Although Ni nanoparticles are useful as catalytically active species in diverse reactions, their agglomeration restricts their long-term activity. Therefore, improving the thermal stability of Ni nanoparticles on a support is essential for enhancing their activity in processes such as the reforming of hydrocarbons. Herein, we present a synthetic strategy for thermally stable Ni–Co bimetallic nanoparticles supported on porous spherical silica, which is based on the in situ crystallization of a 2:1-type phyllosilicate. The synthesis process consisted of the reaction of silica powder with Ni(NO₃)₂ and Co(NO₃)₂ in an aqueous urea solution at 150°C on the surface of porous silica microspheres, followed by treating the resulting 2:1-type phyllosilicate at 800°C in a H₂ flow to obtain Ni–Co bimetallic nanoparticles and CoSiO₄ supported on micrometer-sized spherical silica. The preservation of the spherical morphology enabled the steam reforming of methane without requiring molding/pelletizing of the powdered microspheres.

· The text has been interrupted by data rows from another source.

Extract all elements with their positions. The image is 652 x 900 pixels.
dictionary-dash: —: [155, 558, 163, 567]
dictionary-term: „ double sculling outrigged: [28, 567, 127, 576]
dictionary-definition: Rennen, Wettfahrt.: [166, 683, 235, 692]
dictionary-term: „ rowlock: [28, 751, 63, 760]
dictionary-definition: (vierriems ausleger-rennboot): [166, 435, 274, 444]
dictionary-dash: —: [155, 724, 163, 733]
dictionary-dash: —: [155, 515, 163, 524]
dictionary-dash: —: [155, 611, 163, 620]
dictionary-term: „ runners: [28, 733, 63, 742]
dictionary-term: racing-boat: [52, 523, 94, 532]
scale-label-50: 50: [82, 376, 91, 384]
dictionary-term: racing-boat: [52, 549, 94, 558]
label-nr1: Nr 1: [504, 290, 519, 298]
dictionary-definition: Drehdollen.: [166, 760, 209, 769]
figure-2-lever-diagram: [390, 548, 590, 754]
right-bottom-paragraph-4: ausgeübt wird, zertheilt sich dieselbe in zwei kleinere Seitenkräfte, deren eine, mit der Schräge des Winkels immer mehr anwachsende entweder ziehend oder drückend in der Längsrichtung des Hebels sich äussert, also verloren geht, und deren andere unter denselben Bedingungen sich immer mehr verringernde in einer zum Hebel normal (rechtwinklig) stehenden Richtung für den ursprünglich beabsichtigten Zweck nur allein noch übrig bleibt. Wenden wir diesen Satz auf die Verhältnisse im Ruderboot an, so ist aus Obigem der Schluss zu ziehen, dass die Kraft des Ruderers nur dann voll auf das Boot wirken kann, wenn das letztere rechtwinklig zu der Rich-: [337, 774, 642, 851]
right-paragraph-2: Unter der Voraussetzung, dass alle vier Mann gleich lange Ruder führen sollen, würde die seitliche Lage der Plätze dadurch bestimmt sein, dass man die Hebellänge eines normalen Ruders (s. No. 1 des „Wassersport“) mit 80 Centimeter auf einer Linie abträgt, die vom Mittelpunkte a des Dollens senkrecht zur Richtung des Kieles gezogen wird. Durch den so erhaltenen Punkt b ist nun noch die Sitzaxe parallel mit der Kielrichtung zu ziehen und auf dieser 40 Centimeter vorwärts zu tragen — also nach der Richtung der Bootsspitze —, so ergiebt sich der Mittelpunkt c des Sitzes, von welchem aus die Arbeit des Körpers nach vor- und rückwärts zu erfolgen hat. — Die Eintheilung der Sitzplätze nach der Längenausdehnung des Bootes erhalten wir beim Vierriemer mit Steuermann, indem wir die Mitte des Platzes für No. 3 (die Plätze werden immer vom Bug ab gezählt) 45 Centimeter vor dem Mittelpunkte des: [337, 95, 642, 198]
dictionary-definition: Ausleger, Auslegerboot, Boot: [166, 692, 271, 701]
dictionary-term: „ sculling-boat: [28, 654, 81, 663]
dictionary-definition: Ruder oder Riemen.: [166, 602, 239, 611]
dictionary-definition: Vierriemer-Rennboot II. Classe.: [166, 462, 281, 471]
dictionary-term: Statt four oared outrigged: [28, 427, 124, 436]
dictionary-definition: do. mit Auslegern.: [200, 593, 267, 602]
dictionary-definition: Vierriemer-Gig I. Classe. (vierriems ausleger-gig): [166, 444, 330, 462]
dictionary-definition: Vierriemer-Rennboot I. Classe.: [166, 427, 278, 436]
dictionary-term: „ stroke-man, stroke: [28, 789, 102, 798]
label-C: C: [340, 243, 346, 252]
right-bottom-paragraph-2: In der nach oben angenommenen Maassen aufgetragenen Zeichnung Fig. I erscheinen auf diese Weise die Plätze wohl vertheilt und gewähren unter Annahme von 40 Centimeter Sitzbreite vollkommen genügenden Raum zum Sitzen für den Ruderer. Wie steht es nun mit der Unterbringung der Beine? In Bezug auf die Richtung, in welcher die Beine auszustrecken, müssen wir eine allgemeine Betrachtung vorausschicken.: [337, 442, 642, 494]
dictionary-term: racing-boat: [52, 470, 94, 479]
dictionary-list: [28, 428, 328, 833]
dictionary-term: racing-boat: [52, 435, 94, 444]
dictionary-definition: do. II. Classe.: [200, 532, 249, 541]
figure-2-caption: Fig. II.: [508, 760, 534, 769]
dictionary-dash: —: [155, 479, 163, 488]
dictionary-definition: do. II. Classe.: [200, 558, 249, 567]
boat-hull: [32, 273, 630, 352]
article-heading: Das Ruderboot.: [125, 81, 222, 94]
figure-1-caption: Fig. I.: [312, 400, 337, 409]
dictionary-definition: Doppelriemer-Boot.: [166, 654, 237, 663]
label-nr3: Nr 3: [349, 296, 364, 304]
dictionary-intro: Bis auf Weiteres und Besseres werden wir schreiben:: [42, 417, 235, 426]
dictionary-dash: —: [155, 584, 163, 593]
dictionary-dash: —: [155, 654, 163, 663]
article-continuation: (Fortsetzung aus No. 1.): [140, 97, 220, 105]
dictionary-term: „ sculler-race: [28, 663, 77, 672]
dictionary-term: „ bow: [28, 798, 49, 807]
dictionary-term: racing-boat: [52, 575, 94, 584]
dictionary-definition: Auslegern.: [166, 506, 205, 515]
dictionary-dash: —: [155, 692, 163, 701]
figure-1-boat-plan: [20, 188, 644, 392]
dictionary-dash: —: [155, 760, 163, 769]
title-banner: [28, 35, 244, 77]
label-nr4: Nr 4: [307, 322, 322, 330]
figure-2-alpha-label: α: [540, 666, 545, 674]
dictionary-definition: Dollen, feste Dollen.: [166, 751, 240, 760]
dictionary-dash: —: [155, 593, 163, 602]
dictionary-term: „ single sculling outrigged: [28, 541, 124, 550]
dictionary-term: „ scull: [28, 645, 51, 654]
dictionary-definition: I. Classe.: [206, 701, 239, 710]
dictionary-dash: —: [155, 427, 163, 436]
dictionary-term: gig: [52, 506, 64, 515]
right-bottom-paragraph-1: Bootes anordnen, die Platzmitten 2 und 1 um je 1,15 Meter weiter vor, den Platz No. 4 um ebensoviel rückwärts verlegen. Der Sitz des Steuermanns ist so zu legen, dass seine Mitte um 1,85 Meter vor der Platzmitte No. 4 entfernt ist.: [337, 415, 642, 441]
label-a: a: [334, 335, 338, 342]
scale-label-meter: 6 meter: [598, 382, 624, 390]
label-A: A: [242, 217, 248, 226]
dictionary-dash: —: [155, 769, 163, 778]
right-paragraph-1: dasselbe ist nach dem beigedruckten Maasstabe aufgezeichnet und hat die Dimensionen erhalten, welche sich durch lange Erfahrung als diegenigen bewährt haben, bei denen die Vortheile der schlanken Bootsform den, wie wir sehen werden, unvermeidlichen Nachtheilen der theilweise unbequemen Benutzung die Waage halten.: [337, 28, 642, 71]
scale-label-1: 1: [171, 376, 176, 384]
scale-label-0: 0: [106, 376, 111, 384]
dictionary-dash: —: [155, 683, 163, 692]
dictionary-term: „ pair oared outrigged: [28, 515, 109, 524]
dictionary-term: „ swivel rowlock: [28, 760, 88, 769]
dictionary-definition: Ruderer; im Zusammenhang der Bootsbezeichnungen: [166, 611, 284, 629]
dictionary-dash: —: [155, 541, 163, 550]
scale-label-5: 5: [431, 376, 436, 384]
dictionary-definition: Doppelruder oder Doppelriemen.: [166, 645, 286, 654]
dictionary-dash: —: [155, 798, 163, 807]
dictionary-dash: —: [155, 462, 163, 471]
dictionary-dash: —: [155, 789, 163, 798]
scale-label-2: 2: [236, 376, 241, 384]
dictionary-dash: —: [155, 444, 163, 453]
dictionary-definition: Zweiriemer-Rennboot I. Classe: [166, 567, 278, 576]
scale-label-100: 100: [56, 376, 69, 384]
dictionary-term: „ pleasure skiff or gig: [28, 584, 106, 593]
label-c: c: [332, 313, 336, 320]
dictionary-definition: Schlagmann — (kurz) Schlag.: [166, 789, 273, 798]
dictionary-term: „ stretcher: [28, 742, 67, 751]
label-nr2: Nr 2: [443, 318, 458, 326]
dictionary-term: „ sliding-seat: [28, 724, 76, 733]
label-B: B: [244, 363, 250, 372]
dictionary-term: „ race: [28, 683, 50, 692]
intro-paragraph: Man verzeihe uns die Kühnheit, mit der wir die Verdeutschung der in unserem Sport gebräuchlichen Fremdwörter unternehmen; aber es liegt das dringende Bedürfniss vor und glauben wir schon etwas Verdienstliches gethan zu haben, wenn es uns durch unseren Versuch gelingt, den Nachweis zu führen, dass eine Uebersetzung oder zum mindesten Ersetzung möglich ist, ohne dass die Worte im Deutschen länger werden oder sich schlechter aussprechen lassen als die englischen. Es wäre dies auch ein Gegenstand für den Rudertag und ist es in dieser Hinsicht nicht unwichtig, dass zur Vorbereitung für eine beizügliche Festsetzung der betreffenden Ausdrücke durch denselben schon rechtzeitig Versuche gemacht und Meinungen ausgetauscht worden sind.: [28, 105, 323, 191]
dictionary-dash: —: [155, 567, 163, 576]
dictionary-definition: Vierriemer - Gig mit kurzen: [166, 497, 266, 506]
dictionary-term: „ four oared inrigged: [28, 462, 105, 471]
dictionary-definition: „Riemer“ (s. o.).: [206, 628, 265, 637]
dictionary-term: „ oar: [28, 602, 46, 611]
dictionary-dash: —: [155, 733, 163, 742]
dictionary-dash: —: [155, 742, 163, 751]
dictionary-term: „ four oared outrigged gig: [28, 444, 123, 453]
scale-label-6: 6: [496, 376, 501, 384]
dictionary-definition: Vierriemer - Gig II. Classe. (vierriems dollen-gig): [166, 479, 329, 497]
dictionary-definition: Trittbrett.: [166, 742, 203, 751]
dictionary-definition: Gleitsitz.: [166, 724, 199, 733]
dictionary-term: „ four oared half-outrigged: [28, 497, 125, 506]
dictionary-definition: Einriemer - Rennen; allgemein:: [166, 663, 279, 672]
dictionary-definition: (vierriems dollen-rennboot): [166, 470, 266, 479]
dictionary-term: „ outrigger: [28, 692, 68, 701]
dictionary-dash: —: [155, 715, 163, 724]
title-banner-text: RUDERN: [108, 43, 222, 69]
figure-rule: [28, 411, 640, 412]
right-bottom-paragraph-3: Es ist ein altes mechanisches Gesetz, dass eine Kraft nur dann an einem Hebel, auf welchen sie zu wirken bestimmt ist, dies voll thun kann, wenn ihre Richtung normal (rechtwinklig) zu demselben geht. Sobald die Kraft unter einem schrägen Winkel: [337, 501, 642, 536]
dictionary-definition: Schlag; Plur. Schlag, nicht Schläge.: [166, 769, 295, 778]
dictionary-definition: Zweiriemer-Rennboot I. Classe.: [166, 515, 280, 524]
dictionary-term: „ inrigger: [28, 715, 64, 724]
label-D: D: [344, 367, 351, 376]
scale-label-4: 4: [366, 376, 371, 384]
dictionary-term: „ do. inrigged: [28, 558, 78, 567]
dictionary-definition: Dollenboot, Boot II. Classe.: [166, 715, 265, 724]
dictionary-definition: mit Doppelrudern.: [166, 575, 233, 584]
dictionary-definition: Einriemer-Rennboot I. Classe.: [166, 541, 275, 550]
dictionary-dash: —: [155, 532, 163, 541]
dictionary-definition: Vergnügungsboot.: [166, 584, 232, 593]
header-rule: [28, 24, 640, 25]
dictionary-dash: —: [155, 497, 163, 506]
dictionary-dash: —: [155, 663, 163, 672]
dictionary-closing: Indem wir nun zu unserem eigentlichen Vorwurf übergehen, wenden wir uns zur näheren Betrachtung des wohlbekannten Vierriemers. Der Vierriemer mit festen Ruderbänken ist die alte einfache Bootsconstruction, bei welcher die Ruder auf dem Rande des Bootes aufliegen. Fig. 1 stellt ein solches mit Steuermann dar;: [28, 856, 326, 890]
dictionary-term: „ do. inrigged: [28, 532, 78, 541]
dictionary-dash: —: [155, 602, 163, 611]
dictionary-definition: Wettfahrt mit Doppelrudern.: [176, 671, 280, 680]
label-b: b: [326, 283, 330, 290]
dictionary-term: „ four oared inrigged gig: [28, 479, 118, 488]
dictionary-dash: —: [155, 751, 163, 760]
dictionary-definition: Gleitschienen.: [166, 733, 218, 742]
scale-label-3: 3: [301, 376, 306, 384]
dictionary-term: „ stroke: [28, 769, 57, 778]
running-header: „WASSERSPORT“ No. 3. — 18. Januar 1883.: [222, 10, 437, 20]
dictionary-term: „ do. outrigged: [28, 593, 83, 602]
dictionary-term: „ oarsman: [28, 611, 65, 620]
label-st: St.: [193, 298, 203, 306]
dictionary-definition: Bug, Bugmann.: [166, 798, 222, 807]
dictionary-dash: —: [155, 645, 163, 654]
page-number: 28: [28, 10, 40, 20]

The as-synthesized Ni–Co bimetallic nanoparticles exhibited higher catalytic activity than those prepared using a conventional impregnation method because the anchoring effect of Co²⁺ in CoSiO₄ prevented nanoparticle agglomeration, thereby improving the catalytic activity. The proposed synthetic strategy using particulate porous silica is feasible for the fabrication of highly functionalized metal nanoparticle-based catalysts resistant to sintering and degradation.